15世紀までイギリス各地に建てられたアビー(カトリック教会修道院)は、1538年頃からヘンリー8世により強制閉鎖され、財産もろとも国家に没収されます。ヘンリー8世は自身の離婚を認めないローマ教皇と縁を切り、イギリス国教会を設立しました。そのため既存のカトリック修道院はもはや無くすべき存在となり、廃院されたアビーは貴族や富裕層に売却され、ヘンリー8世の収入となったのです。

購入には条件がつけられ、「教会として機能しないように、礼拝堂などは破壊する、または他目的の部屋に改築すること」。そんなことから、投資目的で購入しすぐにアビーに入居しない場合は、礼拝堂やそれに準ずる部分は、無残にも屋根が取り壊されました。すぐに入居する場合は、礼拝堂の内装を変え、ライブラリーやダイニングルームなど他目的の部屋に作り替えられました。
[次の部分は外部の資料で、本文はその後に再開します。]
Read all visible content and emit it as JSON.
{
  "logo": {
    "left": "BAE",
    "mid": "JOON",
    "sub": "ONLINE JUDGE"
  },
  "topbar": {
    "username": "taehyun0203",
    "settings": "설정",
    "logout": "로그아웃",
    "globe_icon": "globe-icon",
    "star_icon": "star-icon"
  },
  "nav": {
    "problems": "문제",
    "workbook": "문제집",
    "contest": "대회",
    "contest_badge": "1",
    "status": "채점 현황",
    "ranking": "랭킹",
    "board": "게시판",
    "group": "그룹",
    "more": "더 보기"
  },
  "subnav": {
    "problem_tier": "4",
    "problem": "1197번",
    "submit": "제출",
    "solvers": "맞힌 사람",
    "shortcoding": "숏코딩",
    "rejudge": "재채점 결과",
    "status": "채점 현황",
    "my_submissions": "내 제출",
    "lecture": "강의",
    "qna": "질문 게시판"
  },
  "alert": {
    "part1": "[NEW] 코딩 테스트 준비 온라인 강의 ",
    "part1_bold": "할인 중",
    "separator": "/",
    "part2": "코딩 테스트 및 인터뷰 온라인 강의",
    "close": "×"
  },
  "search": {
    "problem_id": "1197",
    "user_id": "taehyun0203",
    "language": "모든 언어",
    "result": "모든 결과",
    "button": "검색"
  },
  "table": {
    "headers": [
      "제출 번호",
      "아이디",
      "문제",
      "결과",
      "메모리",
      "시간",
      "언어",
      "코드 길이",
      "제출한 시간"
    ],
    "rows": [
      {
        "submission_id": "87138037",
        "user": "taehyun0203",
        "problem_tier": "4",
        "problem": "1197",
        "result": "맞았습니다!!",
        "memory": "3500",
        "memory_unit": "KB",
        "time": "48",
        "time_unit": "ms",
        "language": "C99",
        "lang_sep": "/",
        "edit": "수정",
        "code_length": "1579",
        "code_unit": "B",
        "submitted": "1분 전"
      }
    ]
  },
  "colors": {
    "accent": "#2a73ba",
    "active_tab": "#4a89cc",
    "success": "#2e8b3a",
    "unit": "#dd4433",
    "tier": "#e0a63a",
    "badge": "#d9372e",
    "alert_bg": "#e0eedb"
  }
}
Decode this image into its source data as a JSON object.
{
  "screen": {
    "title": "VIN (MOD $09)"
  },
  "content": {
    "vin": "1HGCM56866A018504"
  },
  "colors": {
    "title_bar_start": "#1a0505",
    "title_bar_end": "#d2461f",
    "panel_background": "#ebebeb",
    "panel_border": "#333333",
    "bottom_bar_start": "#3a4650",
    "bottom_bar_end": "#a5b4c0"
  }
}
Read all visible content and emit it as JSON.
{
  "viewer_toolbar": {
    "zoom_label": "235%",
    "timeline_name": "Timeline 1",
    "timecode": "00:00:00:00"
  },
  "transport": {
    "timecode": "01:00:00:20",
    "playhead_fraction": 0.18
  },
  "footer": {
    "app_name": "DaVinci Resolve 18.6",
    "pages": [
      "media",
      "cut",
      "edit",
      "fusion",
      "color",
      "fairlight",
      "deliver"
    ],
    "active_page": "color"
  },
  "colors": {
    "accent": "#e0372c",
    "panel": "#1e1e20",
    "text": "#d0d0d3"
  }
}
しかし、「〇〇アビー」というのはすでに地名に近いものになっているので、その後、貴族などの館になったあとも今にいたるまで「〇〇アビー」と呼び続けられているのです。

今回のファウンテンズ・アビーは、今では世界遺産。

ヘンリー8世によって廃院されたあと、アビー自体が館として再利用されることはなく、広大な廃墟となりました。

今回はファウンテンズ・アビーが修道院として誕生した時代を追想します。

1098年、フランス、ディジョン近くのシトーで修道士ロベールによってシトー派修道会が設立されました。シトー派修道会は設立後14年頃に参加するベルナールにより大きく発展します。ベルナールは、1115年25歳の若さで新設クレルヴォ―修道院の院長を任されます。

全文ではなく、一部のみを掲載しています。